Subway Art de Martha Cooper y Henry Chalfant en Español

Traducido por Ofier

El día de ayer, tuvimos en nuestra sección de entrevistas a OFIER, escritor México-Americano que se ha mantenido activo desde sus inicios, por allá de principios de los 90´s.

En esta entrevista, nos contó un poco sobre la traducción que hizo del libro Subway Art de Martha Cooper y Henry Chalfant

Les dejamos por aquí un poco de la introducción y el link para que vayan a darle una revisada al sitio de Ofier.

Link de libro.

Introducción

Mientras miles de niños están escribiendo sus nombres en cada superficie disponible en Nueva York, piezas maestras como las que aparecen en estas páginas son relativamente raras. Los “escritores” encaran muchos obstáculos al perseguir su meta de “encender la línea”. Ellos trabajan en la oscuridad, alrededor de maquinaria peligrosa, terceros rieles reales o haciendo malabares en los cruces de vías sobre las líneas elevadas por encima de la calle. Pintar nombres en los vagones del subterráneo es ilegal en la ciudad de Nueva York, por eso tienen que estar alertas a cada momento, al bajar rápido y con cuidado si la policía conduce una redada. Además de tales peligros, ellos soportan la ira de sus coléricos padres en casa y los ataques de hostiles rivales en la calle.

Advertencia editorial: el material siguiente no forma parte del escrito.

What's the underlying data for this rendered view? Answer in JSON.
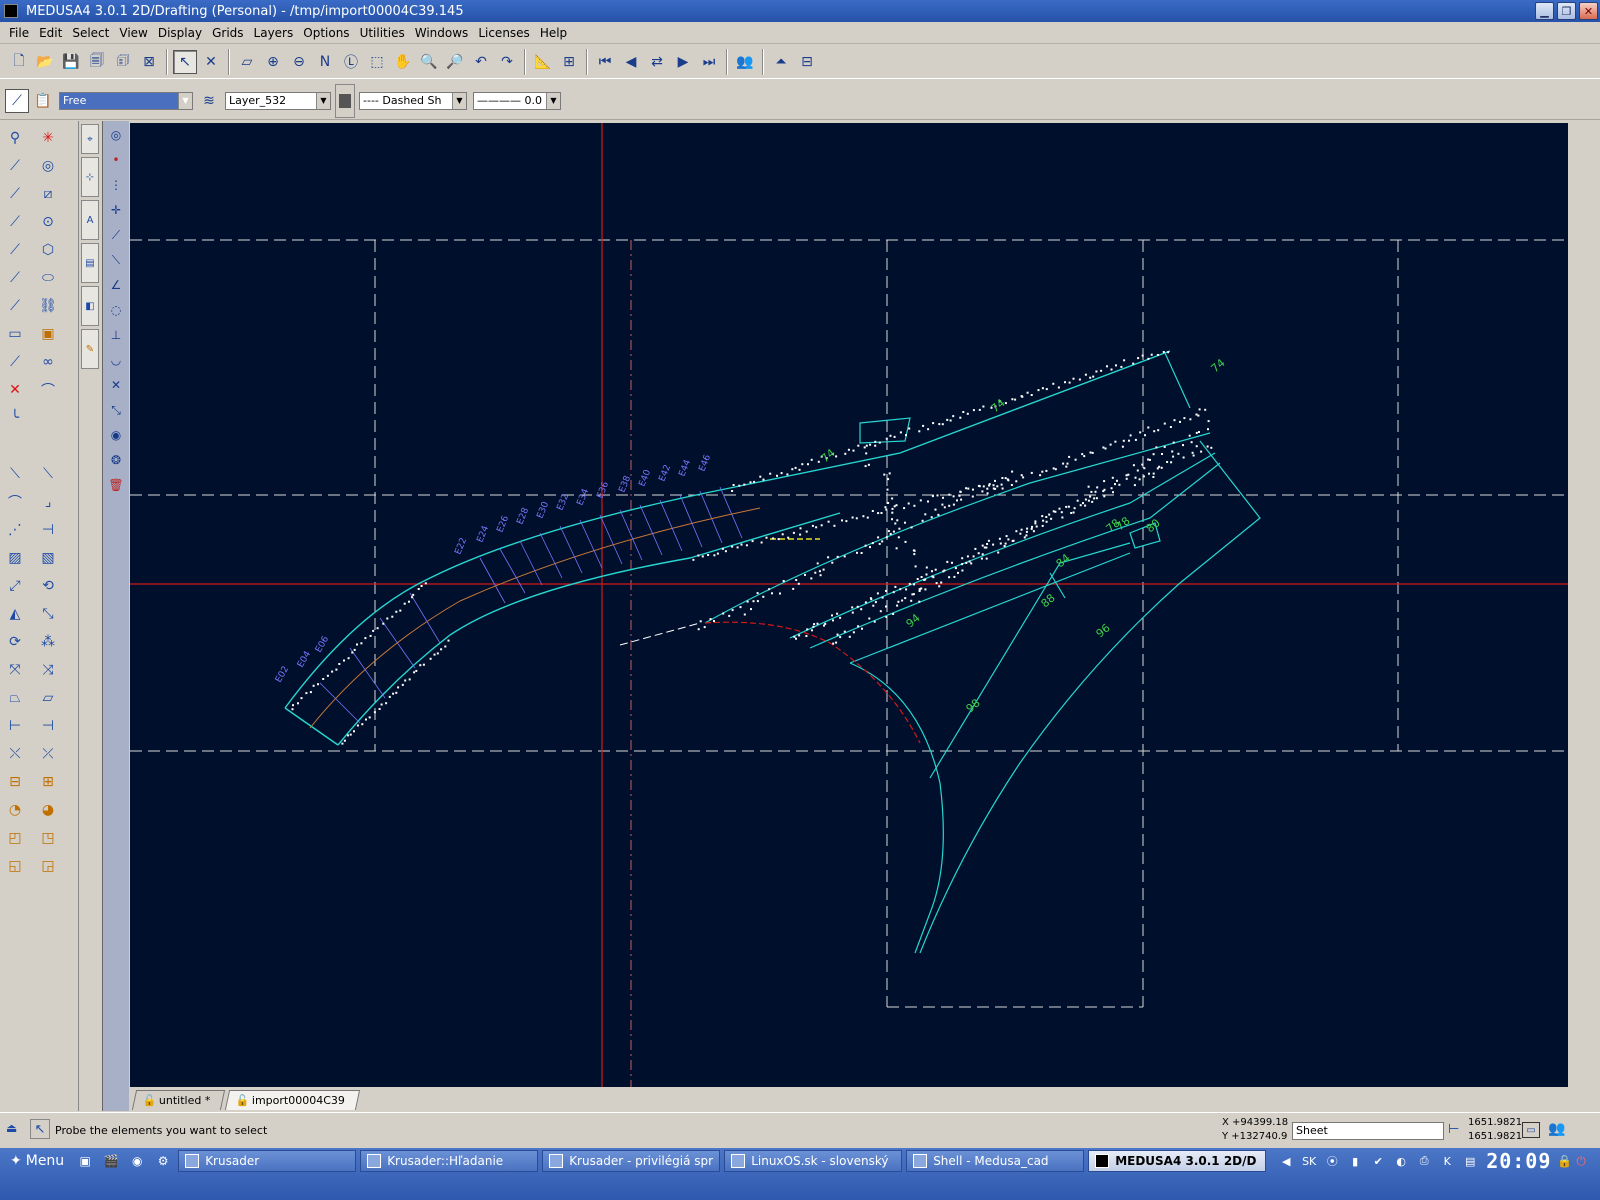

Todos estos riesgos no garantizan el éxito. Un escritor no puede tener la certeza de que su trabajo sea visto. Neoyorquinos que viajan en los trenes subterráneos a diario tienen la probabilidad de perderse la oportunidad de los mejores trabajos hechos por los escritores de graffiti.  Los rivales tachan sus nombres y la Autoridad de Tránsito sistemáticamente limpia los trenes con cáusticos solventes. Pocas “piezas” sobreviven mucho; de hecho, son destruidas a menudo antes de salir de los depósitos. Por lo tanto es muy raro que más de una o dos piezas maestras de graffiti estén sin daños y operando por el sistema de tránsito entero en cualquier momento.

Para obtener las fotografías que están en este libro, los autores pasaron miles de horas acechando trenes a través del laberinto del sistema de tránsito. Por años trabajaron por separado, desconocidos el uno del otro, fotografiando estas elusivas obras de arte. Sus métodos eran distintos, derivando como lo hicieron y desde un punto de vista muy diferente.